TEMPO.CO, Jakarta - Para ilmuwan di Amerika Serikat telah mengembangkan helikopter quadrotor, atau quadcopter, yang dapat belajar terbang bermanuver akrobatik, bahkan menantang operator manusia.
Bersama perusahaan teknologi Intel, ilmuwan membekali pesawat nirawak itu dengan algoritma navigasi yang bisa melakukan trik menggunakan pengukuran sensor.
Dalam demonstrasi, para peneliti menerbangkan dengan gaya akrobat power loops, barrel rolls, dan matty flips, di mana drone melakukan akselerasi tinggi dan percepatan sudut ekstrim. "Drone dengan kemampuan untuk melakukan aksi rumit akan lebih efisien dalam operasi konvensional," kata tim peneliti, seperti dikutip laman Daily Mail, Rabu, 24 Juni 2020.
Ini dapat didorong ke batas fisiknya, memanfaatkan kelincahan dan kecepatannya secara penuh dan menempuh jarak yang lebih jauh dalam masa pakai baterai. Algoritma di belakang drone dapat digunakan untuk misi penyelamatan kehidupan nyata atau untuk layanan pengiriman.

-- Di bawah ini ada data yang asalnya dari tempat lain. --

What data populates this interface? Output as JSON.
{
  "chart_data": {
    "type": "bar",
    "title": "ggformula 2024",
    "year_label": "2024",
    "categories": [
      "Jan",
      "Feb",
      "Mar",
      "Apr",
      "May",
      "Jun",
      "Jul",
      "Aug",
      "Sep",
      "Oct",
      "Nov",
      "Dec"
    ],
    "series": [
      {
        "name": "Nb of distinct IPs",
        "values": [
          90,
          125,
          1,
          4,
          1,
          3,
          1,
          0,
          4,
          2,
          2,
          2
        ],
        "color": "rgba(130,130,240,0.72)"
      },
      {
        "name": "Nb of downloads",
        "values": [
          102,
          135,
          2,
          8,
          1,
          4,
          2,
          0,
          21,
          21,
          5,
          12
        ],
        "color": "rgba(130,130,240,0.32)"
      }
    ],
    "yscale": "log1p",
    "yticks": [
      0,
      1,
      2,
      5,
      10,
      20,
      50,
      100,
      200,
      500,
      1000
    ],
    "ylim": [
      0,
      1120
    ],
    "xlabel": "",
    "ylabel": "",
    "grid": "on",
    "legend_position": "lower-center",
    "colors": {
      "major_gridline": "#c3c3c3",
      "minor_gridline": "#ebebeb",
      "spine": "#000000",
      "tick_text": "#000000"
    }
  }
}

Dalam lingkungan komersial, drone pengiriman yang dapat melakukan trik dan aksi cepat dapat mencapai tujuan mereka dengan lebih cepat karena dapat menghindari rintangan potensial. Profesor robotika dan kepala robotika di Universitas Zurich Davide Scaramuzza menerangkan, navigasi itu adalah langkah lain untuk mengintegrasikan drone otonom dalam kehidupan sehari-hari.
"Algoritma kami mempelajari cara melakukan manuver akrobatik yang menantang bahkan untuk pilot manusia terbaik," tutur Scaramuzza.
Pilot telah menggunakan manuver akrobatik untuk menguji batas pesawat mereka, dan hal yang sama berlaku untuk drone. Namun, melakukan manuver akrobatik dengan quadcopters sangat menantang dan pilot drone memerlukan bertahun-tahun latihan untuk melakukannya dengan aman, tanpa merusak perangkat keras, dan diri mereka sendiri atau orang lain.
Persyaratan keras untuk kontrol cepat dan tepat pada kecepatan tinggi membuatnya sulit untuk menyetel pengontrol, karena bahkan kesalahan kecil dapat mengakibatkan hasil yang buruk. Tim peneliti mengatakan mereka telah mengatasi risiko ini dengan membiarkan drone melakukan prosedur pelatihan sendiri.
Inti dari algoritma ini terletak pada jaringan saraf tiruan yang menggabungkan input dari kamera dan sensor yang terpasang dan menerjemahkan informasi langsung ke perintah kontrol. Jaringan saraf dilatih melalui versi simulasi manuver akrobatik, yang memotong kebutuhan untuk demonstrasi mahal oleh pilot manusia dan risiko kerusakan pada quadcopter.
Hanya beberapa jam pelatihan simulasi yang cukup dan quadcopter siap digunakan, tanpa memerlukan tambahan fine tuning dengan data. Algoritma menggunakan abstraksi dari input sensorik dari simulasi dan mentransfernya ke dunia fisik.
Pendekatan ini dapat digunakan untuk sejumlah besar manuver yang beragam, termasuk yang hanya dilakukan oleh pilot manusia terbaik. Namun, para peneliti mengakui bahwa pilot manusia masih lebih baik daripada drone otonom.
"Pilot manusia dapat dengan cepat memproses situasi tak terduga dan perubahan di sekitarnya, dan lebih cepat untuk menyesuaikan," kata Scaramuzza.
Namun, drone yang digunakan untuk misi pencarian dan penyelamatan atau untuk layanan pengiriman akan mendapat manfaat, karena mampu menempuh jarak yang jauh dengan cepat dan efisien. Oleh karena itu, manuver akrobatik dapat membantu perubahan arah yang cepat untuk kembali ke pangkalan dan melakukan penjemputan lain, atau jika perjalanannya dihitung ulang.